Une première saison touchante et encourageante
Le premier épisode d’Arcane annonçait les prouesses visuelles de la série. Elle s’ouvrait sur la vue de deux orphelines titubant dans les décombres d’une insurrection manquée, au cœur d’une fumée rouge enveloppant le pont reliant la cité minière de Zaun à Piltover, sa jumelle impérialiste.
Piltover est présentée comme une cité-État régie par un conseil de marchands et d’aristocrates dont la grandeur et le progrès scientifique sont permis par l’exploitation de matières premières et de la force de travail de Zaun. La direction de cette dernière tombera rapidement entre les mains d’une bourgeoisie mafieuse aux velléités nationalistes qui ne l’empêchent pas de trouver des ententes avec les « enforceurs », les détachements armés de Piltover.
Dans cette première saison, on explorait les bidonvilles de Zaun, ses ruelles délabrées, ses mines et ses casinos à travers les yeux de Vi, une des deux orphelines du prologue maintenant âgée d’une vingtaine d’années. Fraîchement sortie de prison, elle entreprend de retrouver sa sœur, perdue depuis une décennie. Elle sera secondée dans son entreprise par une aristocrate en rupture avec son milieu familial ; et par un ami d’enfance dirigeant une petite poche de résistance ayant fait le choix d’une intervention haute en couleur basée sur le sabotage des routes commerciales de Piltover et des opérations de la mafia zaunienne. Nous découvrions cette mafia de l’intérieur, à travers la sœur perdue de Vi, Powder, ayant trouvé dans le parrain un père adoptif et entretenant avec lui une relation dysfonctionnelle, entre confiance, affection et manipulation.
Tout en découvrant les rouages de ce monde fictif, l’intrigue restait resserrée autour des deux orphelines du prologue, Vi et Powder. Cette histoire de deux sœurs à la quête l’une de l’autre servait de cœur émotionnel à la saison et l’espoir entretenu sur les perspectives de leurs retrouvailles et de leur réconciliation était un miroir efficace aux espoirs que nourrissent d’autres personnages en un futur où la population de Zaun pourrait sortir du joug impérialiste.
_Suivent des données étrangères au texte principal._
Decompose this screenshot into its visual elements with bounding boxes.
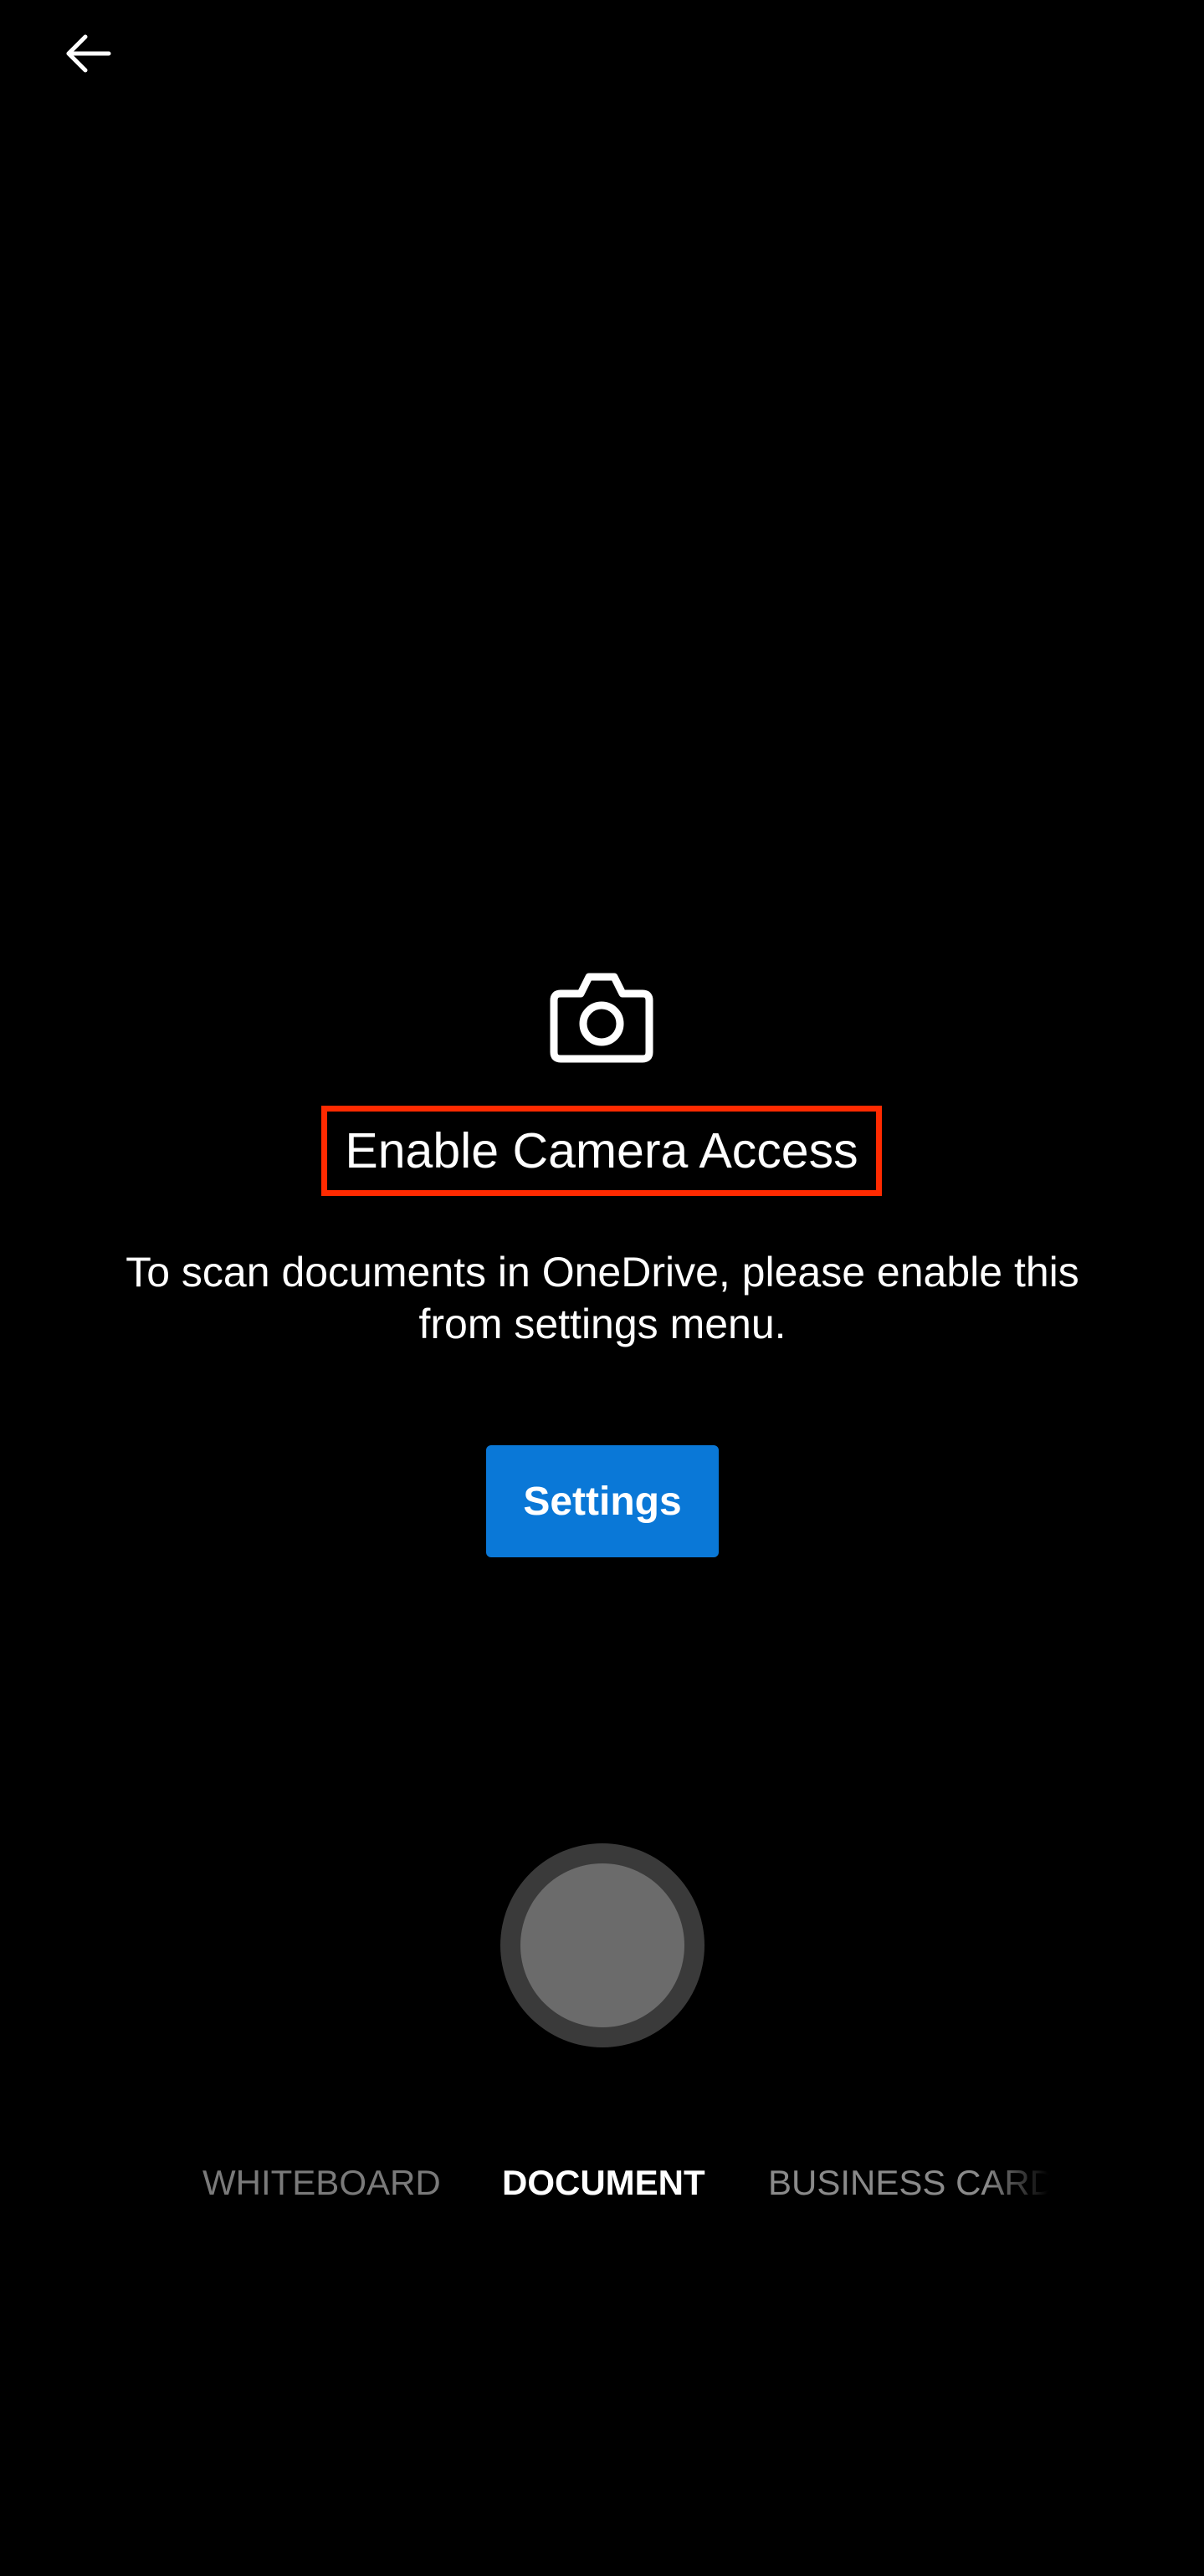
camera-icon xyxy=(549,967,654,1066)
page-title: Enable Camera Access xyxy=(345,1123,858,1178)
mode-whiteboard[interactable]: WHITEBOARD xyxy=(202,2149,441,2216)
settings-button[interactable]: Settings xyxy=(486,1445,719,1557)
capture-mode-bar: WHITEBOARD DOCUMENT BUSINESS CARD xyxy=(0,2149,1204,2216)
arrow-left-icon xyxy=(62,27,115,84)
mode-document[interactable]: DOCUMENT xyxy=(502,2149,705,2216)
permission-message-line-1: To scan documents in OneDrive, please en… xyxy=(126,1249,1079,1296)
title-highlight-box: Enable Camera Access xyxy=(321,1106,882,1196)
mode-business-card[interactable]: BUSINESS CARD xyxy=(768,2149,1048,2216)
permission-message-line-2: from settings menu. xyxy=(418,1301,786,1347)
shutter-circle-icon xyxy=(520,1863,684,2027)
shutter-button[interactable] xyxy=(500,1843,704,2047)
back-button[interactable] xyxy=(52,18,126,92)
permission-message: To scan documents in OneDrive, please en… xyxy=(59,1246,1146,1350)
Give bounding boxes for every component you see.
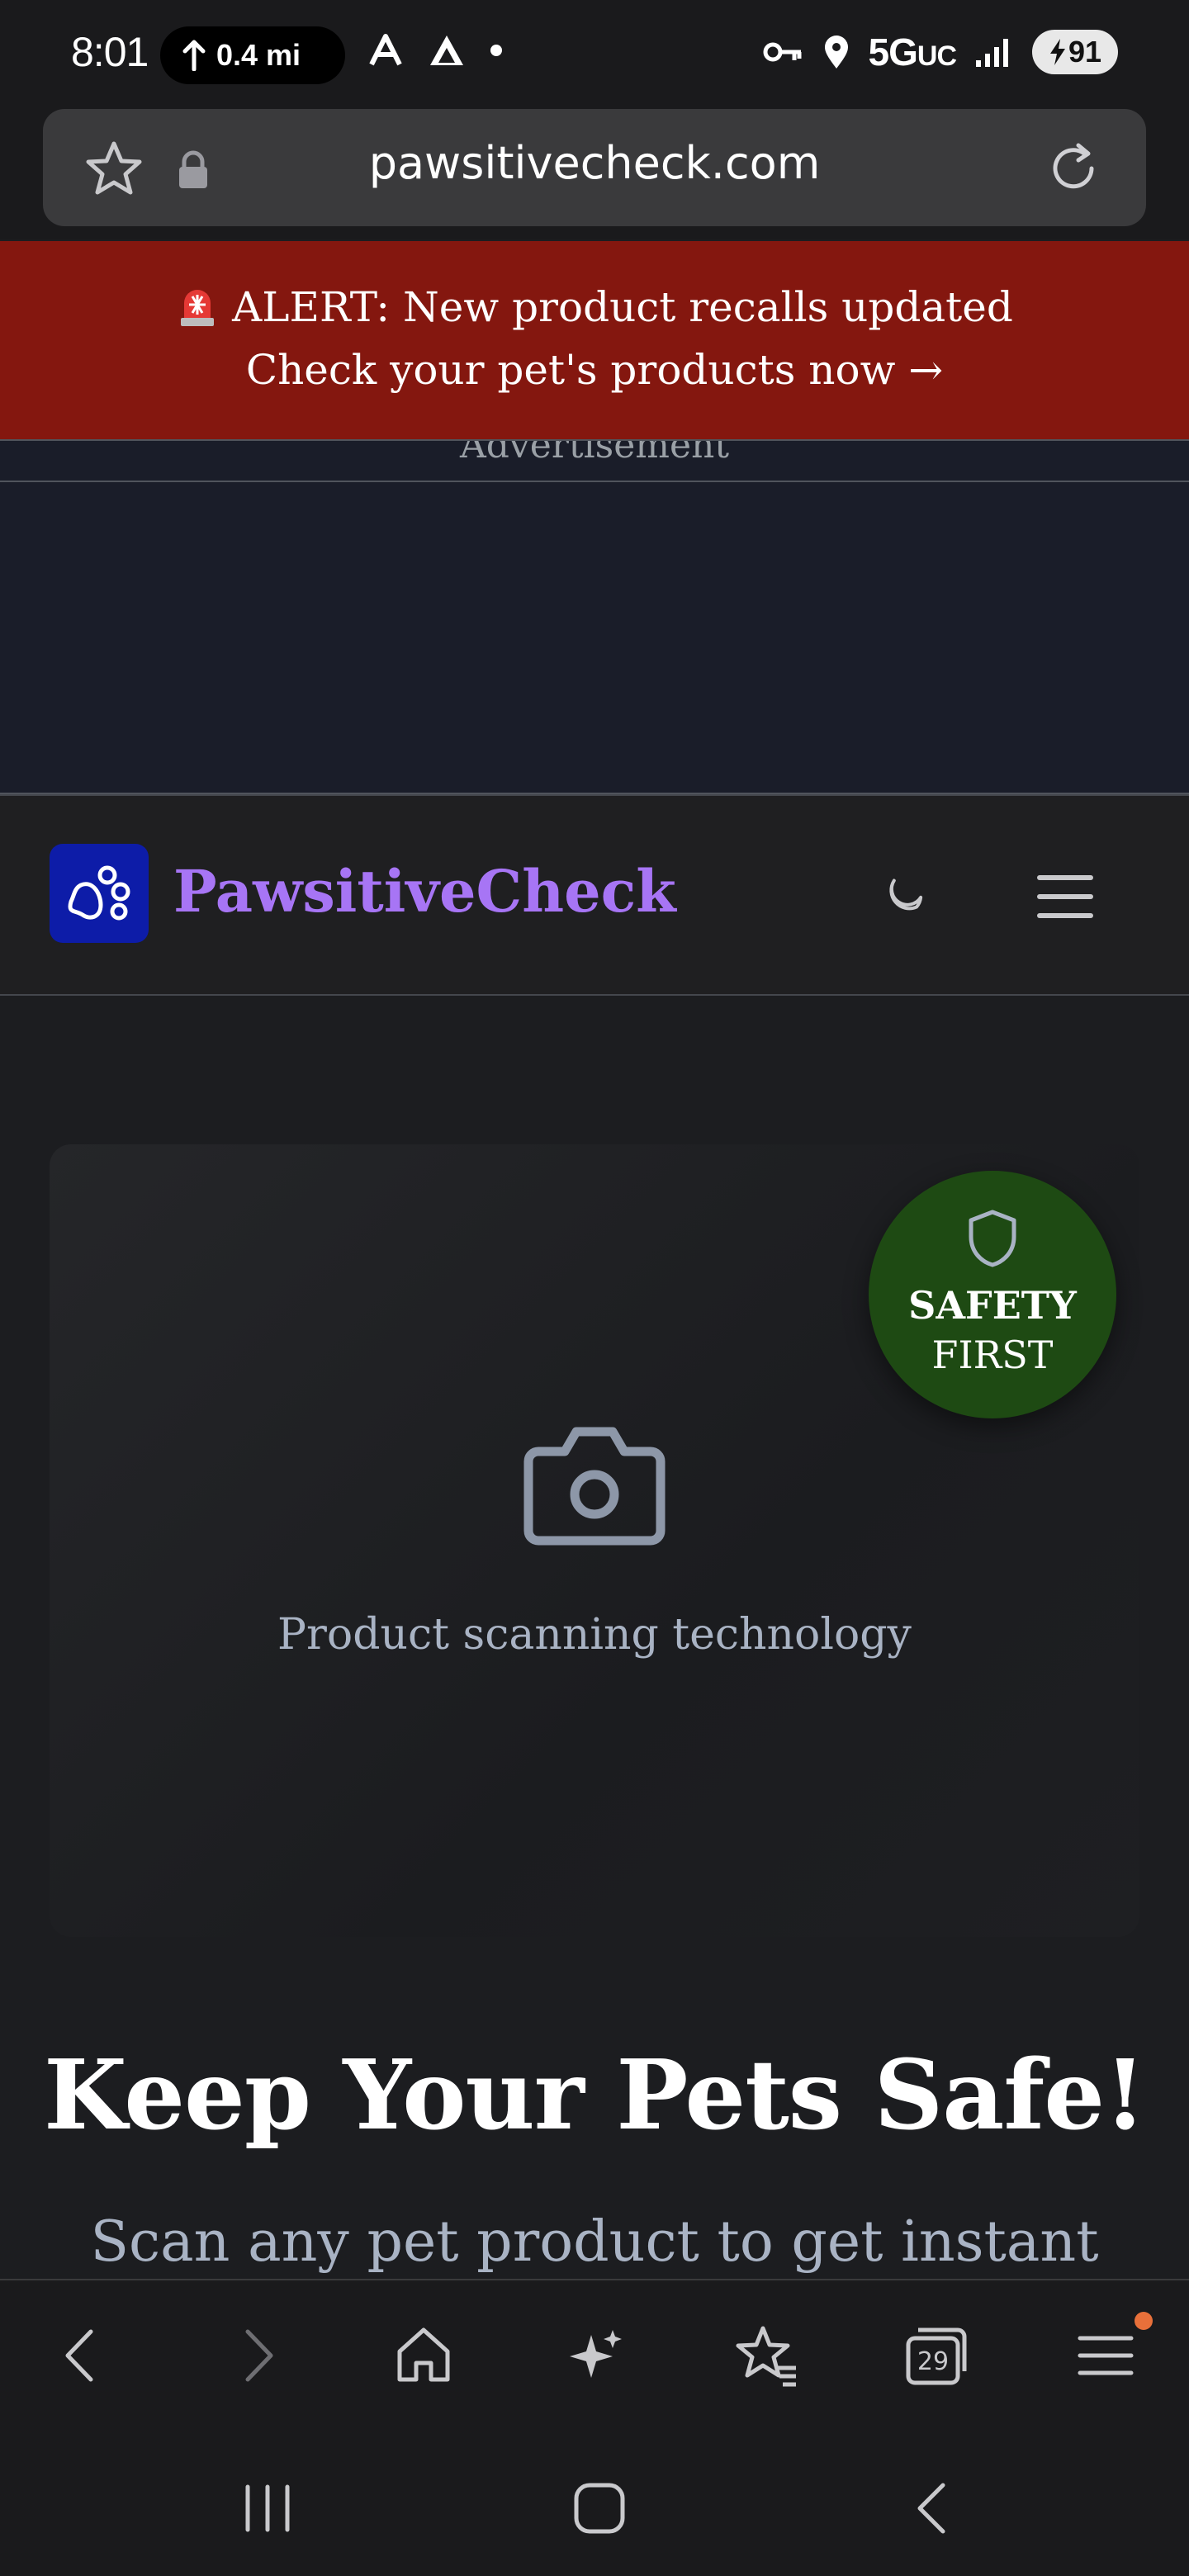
url-text[interactable]: pawsitivecheck.com bbox=[43, 137, 1146, 189]
address-bar[interactable]: pawsitivecheck.com bbox=[43, 109, 1146, 226]
menu-notification-dot bbox=[1135, 2312, 1153, 2330]
notification-icons bbox=[368, 33, 502, 68]
advertisement-slot: Advertisement bbox=[0, 439, 1189, 794]
alert-cta[interactable]: Check your pet's products now → bbox=[0, 339, 1189, 401]
charging-icon bbox=[1049, 39, 1065, 65]
bookmarks-icon[interactable] bbox=[730, 2320, 801, 2391]
more-notifications-dot bbox=[490, 45, 502, 56]
status-right: 5GUC 91 bbox=[763, 30, 1118, 74]
app-triangle-icon bbox=[430, 36, 463, 65]
home-button-icon[interactable] bbox=[566, 2475, 632, 2541]
paw-logo[interactable] bbox=[50, 844, 149, 943]
network-type: 5GUC bbox=[868, 31, 957, 73]
recent-apps-icon[interactable] bbox=[234, 2475, 301, 2541]
battery-indicator: 91 bbox=[1032, 30, 1118, 74]
advertisement-label: Advertisement bbox=[459, 439, 730, 466]
tab-count: 29 bbox=[917, 2347, 949, 2376]
paw-icon bbox=[68, 865, 130, 921]
recall-alert-banner[interactable]: ALERT: New product recalls updated Check… bbox=[0, 241, 1189, 439]
main-headline: Keep Your Pets Safe! bbox=[43, 2039, 1146, 2152]
screen: 8:01 0.4 mi 5GUC 91 pawsitivecheck.com A… bbox=[0, 0, 1189, 2576]
brand-name[interactable]: PawsitiveCheck bbox=[173, 857, 676, 926]
safety-first-badge: SAFETY FIRST bbox=[869, 1171, 1116, 1418]
hero-caption: Product scanning technology bbox=[277, 1610, 912, 1660]
signal-icon bbox=[976, 39, 1008, 67]
back-icon[interactable] bbox=[46, 2320, 117, 2391]
alert-title: ALERT: New product recalls updated bbox=[232, 283, 1013, 331]
main-subheadline: Scan any pet product to get instant bbox=[90, 2209, 1099, 2275]
battery-level: 91 bbox=[1068, 35, 1102, 69]
navigation-chip[interactable]: 0.4 mi bbox=[160, 26, 345, 84]
arrow-up-icon bbox=[182, 40, 206, 71]
browser-menu-icon[interactable] bbox=[1070, 2320, 1141, 2391]
badge-line-1: SAFETY bbox=[908, 1283, 1077, 1328]
tabs-icon[interactable]: 29 bbox=[900, 2320, 971, 2391]
alert-line-1: ALERT: New product recalls updated bbox=[0, 276, 1189, 339]
location-icon bbox=[824, 36, 848, 69]
reload-icon[interactable] bbox=[1044, 139, 1103, 198]
ai-sparkle-icon[interactable] bbox=[560, 2320, 631, 2391]
camera-icon bbox=[523, 1427, 666, 1546]
browser-bottom-toolbar: 29 bbox=[0, 2279, 1189, 2427]
menu-icon[interactable] bbox=[1035, 872, 1095, 921]
badge-line-2: FIRST bbox=[931, 1333, 1054, 1377]
vpn-key-icon bbox=[763, 42, 802, 62]
browser-toolbar-top: pawsitivecheck.com bbox=[0, 107, 1189, 239]
forward-icon[interactable] bbox=[221, 2320, 292, 2391]
status-bar: 8:01 0.4 mi 5GUC 91 bbox=[0, 0, 1189, 107]
siren-icon bbox=[181, 290, 215, 326]
status-time: 8:01 bbox=[71, 29, 149, 75]
navigation-distance: 0.4 mi bbox=[216, 38, 301, 72]
ad-divider bbox=[0, 481, 1189, 482]
system-navigation-bar bbox=[0, 2427, 1189, 2576]
home-icon[interactable] bbox=[388, 2320, 459, 2391]
shield-icon bbox=[969, 1210, 1016, 1267]
app-a-icon bbox=[369, 34, 402, 66]
system-back-icon[interactable] bbox=[900, 2475, 966, 2541]
dark-mode-toggle-icon[interactable] bbox=[880, 872, 928, 920]
site-header: PawsitiveCheck bbox=[0, 794, 1189, 996]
Une seconde saison qui se perd sur le chemin d’enjeux grandiloquents
En 2021, Arcane proposait des histoires touchantes et des personnages qui luttaient malgré les défaites et les déconfitures, en 2024 elle reste un spectacle visuel impressionnant mais néglige les motivations de ses personnages et abandonne toute finesse dans la présentation des relations entre les acteurs de chaque côté du pont.
Les conséquences du final de la saison 1 sont bouclées en trois épisodes durant lesquels on voit surgir un État impérialiste en crise employant des moyens de répression inédits. Ce virage bonapartiste de l’État, hautement probable au demeurant, est présenté comme un faux-pas, une erreur de parcours des dirigeants de Piltover manipulés par une puissance étrangère. En conséquence, on note une complaisance dérangeante de la narration envers des personnages faisant le choix des armes chimiques contre la population de la basse-ville. Peu d’attention est portée aux habitants de Zaun, présentés comme une masse victimaire passive traversée par des guerres intestines, dont la seule perspective est l’arrivée d’une figure révolutionnaire à leur rescousse. Trois épisodes ne suffisent pas à peindre une image saisissante et cohérente de la situation, et certaines évolutions de l’intrigue paraissent forcées et artificielles. La série nous donne l’impression d’une succession de tableaux distincts plutôt qu’une narration fluide.
Cela nous amène au deuxième problème de cette saison : la volonté de présenter des enjeux trop grands pour la série. Dans un effort pour dépasser les attentes posées par la première saison, mais aussi pour annoncer les prochaines séries du studio, le conflit entre les classes sociales et l’étude des personnages incarnant cette lutte sont poussés à l’arrière-plan, pendant qu’une organisation secrète de mages tirant les ficelles de la politique d’un continent ainsi qu’une figure messianique aux pouvoirs cosmiques sont poussés dans la lumière.
Tout le temps accordé à la lutte contre la fin du monde n’est pas passé à explorer les perspectives d’émancipation de Zaun, qui seront balayées d’un revers de la main pour nous offrir au final une union sacrée entre des camps antagonistes suivie d’une vague réforme pour faire entre une figure controversée de Zaun au conseil de la ville de Piltover.